Heme-containing proteins (hemoproteins) have many different functions in various organisms. The basic ones are the transportation and storage of oxygen (through the above-mentioned hemoglobin), but other than that heme can be active in an electron transport or catalysis of oxygenation reactions. Uncommonly, in smaller amounts, heme can be found even outside of proteins. In general, “free” heme is quite toxic for cells so its concentration must be closely monitored and regulated. Therefore, it does work as a signaling molecule to which heme sensor proteins can respond by reversible binding of “free” heme and thus changing their properties. Processes like DNA transcription and translation (crucial for expressing our genetic information) and activities of some ion channels or enzymes can also be regulated this way.

Moreover, gas sensor proteins cleverly use unique properties of heme, specifically the ability to bind diatomic molecules (oxygen, nitrogen, or carbon monoxide) by its central iron atom. Such sensors are proteins that contain heme in one part and a functional unit in the second part. The binding of a gas molecule to heme initializes structural changes of the first part which are than transduce through the whole protein to activate or deactivate its functional unit.

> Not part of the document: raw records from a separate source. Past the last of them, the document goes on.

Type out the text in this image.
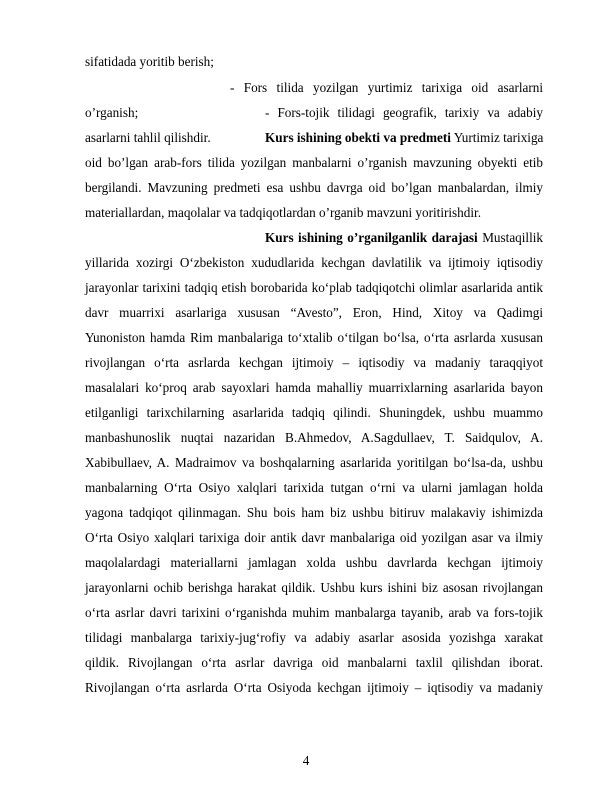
sifatidada yoritib berish;
- Fors tilida yozilgan yurtimiz tarixiga oid asarlarni
o’rganish;	- Fors-tojik tilidagi geografik, tarixiy va adabiy
asarlarni tahlil qilishdir.	Kurs ishining obekti va predmeti Yurtimiz tarixiga
oid bo’lgan arab-fors tilida yozilgan manbalarni o’rganish mavzuning obyekti etib
bergilandi. Mavzuning predmeti esa ushbu davrga oid bo’lgan manbalardan, ilmiy
materiallardan, maqolalar va tadqiqotlardan o’rganib mavzuni yoritirishdir.
Kurs ishining o’rganilganlik darajasi Mustaqillik
yillarida xozirgi O‘zbekiston xududlarida kechgan davlatilik va ijtimoiy iqtisodiy
jarayonlar tarixini tadqiq etish borobarida ko‘plab tadqiqotchi olimlar asarlarida antik
davr muarrixi asarlariga xususan “Avesto”, Eron, Hind, Xitoy va Qadimgi
Yunoniston hamda Rim manbalariga to‘xtalib o‘tilgan bo‘lsa, o‘rta asrlarda xususan
rivojlangan o‘rta asrlarda kechgan ijtimoiy – iqtisodiy va madaniy taraqqiyot
masalalari ko‘proq arab sayoxlari hamda mahalliy muarrixlarning asarlarida bayon
etilganligi tarixchilarning asarlarida tadqiq qilindi. Shuningdek, ushbu muammo
manbashunoslik nuqtai nazaridan B.Ahmedov, A.Sagdullaev, T. Saidqulov, A.
Xabibullaev, A. Madraimov va boshqalarning asarlarida yoritilgan bo‘lsa-da, ushbu
manbalarning O‘rta Osiyo xalqlari tarixida tutgan o‘rni va ularni jamlagan holda
yagona tadqiqot qilinmagan. Shu bois ham biz ushbu bitiruv malakaviy ishimizda
O‘rta Osiyo xalqlari tarixiga doir antik davr manbalariga oid yozilgan asar va ilmiy
maqolalardagi materiallarni jamlagan xolda ushbu davrlarda kechgan ijtimoiy
jarayonlarni ochib berishga harakat qildik. Ushbu kurs ishini biz asosan rivojlangan
o‘rta asrlar davri tarixini o‘rganishda muhim manbalarga tayanib, arab va fors-tojik
tilidagi manbalarga tarixiy-jug‘rofiy va adabiy asarlar asosida yozishga xarakat
qildik. Rivojlangan o‘rta asrlar davriga oid manbalarni taxlil qilishdan iborat.
Rivojlangan o‘rta asrlarda O‘rta Osiyoda kechgan ijtimoiy – iqtisodiy va madaniy
4
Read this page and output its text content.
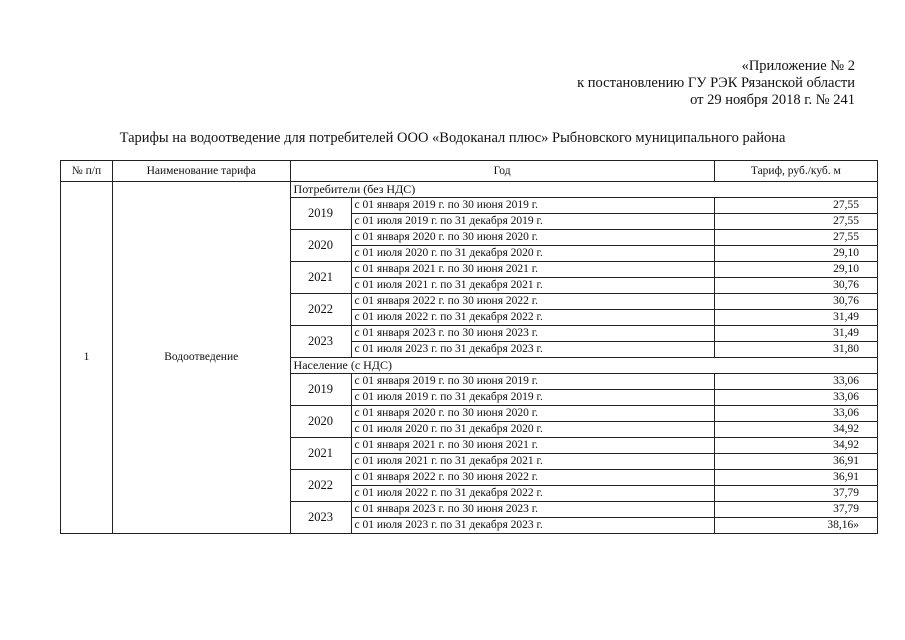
«Приложение № 2
к постановлению ГУ РЭК Рязанской области
от 29 ноября 2018 г. № 241
Тарифы на водоотведение для потребителей ООО «Водоканал плюс» Рыбновского муниципального района
№ п/п	Наименование тарифа	Год		Тариф, руб./куб. м
1	Водоотведение	Потребители (без НДС)		
		2019	с 01 января 2019 г. по 30 июня 2019 г.	27,55
			с 01 июля 2019 г. по 31 декабря 2019 г.	27,55
		2020	с 01 января 2020 г. по 30 июня 2020 г.	27,55
			с 01 июля 2020 г. по 31 декабря 2020 г.	29,10
		2021	с 01 января 2021 г. по 30 июня 2021 г.	29,10
			с 01 июля 2021 г. по 31 декабря 2021 г.	30,76
		2022	с 01 января 2022 г. по 30 июня 2022 г.	30,76
			с 01 июля 2022 г. по 31 декабря 2022 г.	31,49
		2023	с 01 января 2023 г. по 30 июня 2023 г.	31,49
			с 01 июля 2023 г. по 31 декабря 2023 г.	31,80
		Население (с НДС)		
		2019	с 01 января 2019 г. по 30 июня 2019 г.	33,06
			с 01 июля 2019 г. по 31 декабря 2019 г.	33,06
		2020	с 01 января 2020 г. по 30 июня 2020 г.	33,06
			с 01 июля 2020 г. по 31 декабря 2020 г.	34,92
		2021	с 01 января 2021 г. по 30 июня 2021 г.	34,92
			с 01 июля 2021 г. по 31 декабря 2021 г.	36,91
		2022	с 01 января 2022 г. по 30 июня 2022 г.	36,91
			с 01 июля 2022 г. по 31 декабря 2022 г.	37,79
		2023	с 01 января 2023 г. по 30 июня 2023 г.	37,79
			с 01 июля 2023 г. по 31 декабря 2023 г.	38,16»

For some time now, scientists have been interested in bacterial oxygen sensors. Thanks to the quick reaction of those sensors, bacteria can sense even the smallest changes in oxygen concentrations in their environment enabling an adaptation to these changes and survive even in less suitable conditions (such as environments lacking oxygen). Although there is a high variability among sensor proteins from different bacteria, they all share some common features. Therefore, understanding a function of at least some oxygen sensor proteins is of a great importance.

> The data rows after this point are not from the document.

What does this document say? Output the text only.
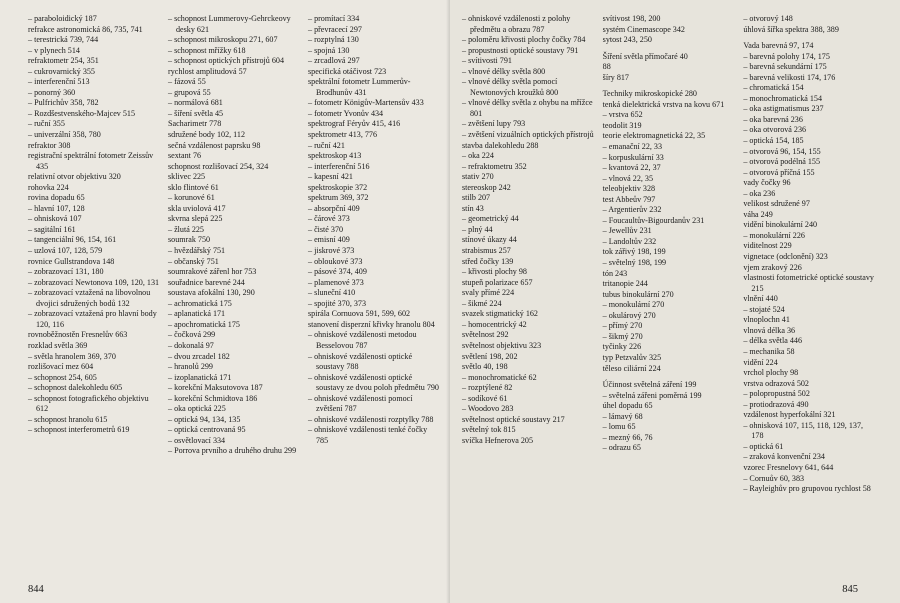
– paraboloidický 187

refrakce astronomická 86, 735, 741

– terestrická 739, 744

– v plynech 514

refraktometr 254, 351

– cukrovarnický 355

– interferenční 513

– ponorný 360

– Pulfrichův 358, 782

– Rozdšestvenského-Majcev 515

– ruční 355

– univerzální 358, 780

refraktor 308

registrační spektrální fotometr Zeissův 435

relativní otvor objektivu 320

rohovka 224

rovina dopadu 65

– hlavní 107, 128

– ohnisková 107

– sagitální 161

– tangenciální 96, 154, 161

– uzlová 107, 128, 579

rovnice Gullstrandova 148

– zobrazovací 131, 180

– zobrazovací Newtonova 109, 120, 131

– zobrazovací vztažená na libovolnou dvojici sdružených bodů 132

– zobrazovací vztažená pro hlavní body 120, 116

rovnoběžnostěn Fresnelův 663

rozklad světla 369

– světla hranolem 369, 370

rozlišovací mez 604

– schopnost 254, 605

– schopnost dalekohledu 605

– schopnost fotografického objektivu 612

– schopnost hranolu 615

– schopnost interferometrů 619

– schopnost Lummerovy-Gehrckeovy desky 621

– schopnost mikroskopu 271, 607

– schopnost mřížky 618

– schopnost optických přístrojů 604

rychlost amplitudová 57

– fázová 55

– grupová 55

– normálová 681

– šíření světla 45

Sacharimetr 778

sdružené body 102, 112

sečná vzdálenost paprsku 98

sextant 76

schopnost rozlišovací 254, 324

sklivec 225

sklo flintové 61

– korunové 61

skla uviolová 417

skvrna slepá 225

– žlutá 225

soumrak 750

– hvězdářský 751

– občanský 751

soumrakové zářenl hor 753

souřadnice barevné 244

soustava afokální 130, 290

– achromatická 175

– aplanatická 171

– apochromatická 175

– čočková 299

– dokonalá 97

– dvou zrcadel 182

– hranolů 299

– izoplanatická 171

– korekční Maksutovova 187

– korekční Schmidtova 186

– oka optická 225

– optická 94, 134, 135

– optická centrovaná 95

– osvětlovací 334

– Porrova prvního a druhého druhu 299

– promítací 334

– převracecí 297

– rozptylná 130

– spojná 130

– zrcadlová 297

specifická otáčivost 723

spektrální fotometr Lummerův-Brodhunův 431

– fotometr Königův-Martensův 433

– fotometr Yvonův 434

spektrograf Féryův 415, 416

spektrometr 413, 776

– ruční 421

spektroskop 413

– interferenční 516

– kapesní 421

spektroskopie 372

spektrum 369, 372

– absorpční 409

– čárové 373

– čisté 370

– emisní 409

– jiskrové 373

– obloukové 373

– pásové 374, 409

– plamenové 373

– sluneční 410

– spojité 370, 373

spirála Cornuova 591, 599, 602

stanovení disperzní křivky hranolu 804

– ohniskové vzdálenosti metodou Besselovou 787

– ohniskové vzdálenosti optické soustavy 788

– ohniskové vzdálenosti optické soustavy ze dvou poloh předmětu 790

– ohniskové vzdálenosti pomocí zvětšení 787

– ohniskové vzdálenosti rozptylky 788

– ohniskové vzdálenosti tenké čočky 785

844

– ohniskové vzdálenosti z polohy předmětu a obrazu 787

– poloměru křivosti plochy čočky 784

– propustnosti optické soustavy 791

– svítivosti 791

– vlnové délky světla 800

– vlnové délky světla pomocí Newtonových kroužků 800

– vlnové délky světla z ohybu na mřížce 801

– zvětšení lupy 793

– zvětšení vizuálních optických přístrojů

stavba dalekohledu 288

– oka 224

– refraktometru 352

stativ 270

stereoskop 242

stilb 207

stín 43

– geometrický 44

– plný 44

stínové úkazy 44

strabismus 257

střed čočky 139

– křivosti plochy 98

stupeň polarizace 657

svaly přímé 224

– šikmé 224

svazek stigmatický 162

– homocentrický 42

světelnost 292

světelnost objektivu 323

světlení 198, 202

světlo 40, 198

– monochromatické 62

– rozptýlené 82

– sodíkové 61

– Woodovo 283

světelnost optické soustavy 217

světelný tok 815

svíčka Hefnerova 205

svítivost 198, 200

systém Cinemascope 342

sytost 243, 250

Šíření světla přímočaré 40

88

šíry 817

Techniky mikroskopické 280

tenká dielektrická vrstva na kovu 671

– vrstva 652

teodolit 319

teorie elektromagnetická 22, 35

– emanační 22, 33

– korpuskulární 33

– kvantová 22, 37

– vlnová 22, 35

teleobjektiv 328

test Abbeův 797

– Argentierův 232

– Foucaultův-Bigourdanův 231

– Jewellův 231

– Landoltův 232

tok zářivý 198, 199

– světelný 198, 199

tón 243

tritanopie 244

tubus binokulární 270

– monokulární 270

– okulárový 270

– přímý 270

– šikmý 270

tyčinky 226

typ Petzvalův 325

těleso ciliární 224

Účinnost světelná záření 199

– světelná zářeni poměrná 199

úhel dopadu 65

– lámavý 68

– lomu 65

– mezný 66, 76

– odrazu 65

– otvorový 148

úhlová šířka spektra 388, 389

Vada barevná 97, 174

– barevná polohy 174, 175

– barevná sekundární 175

– barevná velikosti 174, 176

– chromatická 154

– monochromatická 154

– oka astigmatismus 237

– oka barevná 236

– oka otvorová 236

– optická 154, 185

– otvorová 96, 154, 155

– otvorová podélná 155

– otvorová příčná 155

vady čočky 96

– oka 236

velikost sdružené 97

váha 249

vidění binokulární 240

– monokulární 226

viditelnost 229

vignetace (odclonění) 323

vjem zrakový 226

vlastnosti fotometrické optické soustavy 215

vlnění 440

– stojaté 524

vlnoplochn 41

vlnová délka 36

– délka světla 446

– mechanika 58

vidění 224

vrchol plochy 98

vrstva odrazová 502

– polopropustná 502

– protiodrazová 490

vzdálenost hyperfokální 321

– ohnisková 107, 115, 118, 129, 137, 178

– optická 61

– zraková konvenční 234

vzorec Fresnelovy 641, 644

– Cornuův 60, 383

– Rayleighův pro grupovou rychlost 58

845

The review focuses mainly on two bacterial sensors whose mechanisms of oxygen detection are well characterized. Special attention is given to a detailed description of structural changes taking place upon oxygen binding to the heme molecule, signal transduction from the one part of the protein (containing the heme molecule) to the other leading to an activation/deactivation of the functional domain.

Escherichia coli (E. coli), the source bacteria of one of the investigated heme sensor protein.
source: Wikipedia

Provided that scientists would manage to understand how exactly the sensors work, it would be possible to modulate those systems (set them out of order for example), thus disorienting the bacteria and keeping them from adapting to the environment so that it would be easier to destroy them. The oxygen sensors thus represent an attractive therapeutic target for the development of new antibiotics aside from those used now as these battle the rising antibiotic resistance. Targeting bacterial oxygen sensors is also convenient as the human body uses a completely different mechanism for detecting oxygen.

The understanding of heme sensor proteins has rapidly increased in the last few years. The research has revealed several key functional features common to all known gas sensor proteins. Acquired knowledge could open new pathways for applications in medicine and pharmacology, which are urgently needed in times of rising bacterial antibiotic resistance.

Vávra J, Sergunin A, Jeřábek P, Shimizu T, Martínková M. Signal transduction mechanisms in heme-based globin-coupled oxygen sensors with a focus on a histidine kinase (AfGcHK) and a diguanylate cyclase (YddV or EcDosC). Biol Chem. 2022 Sep 27;403(11-12):1031-1042.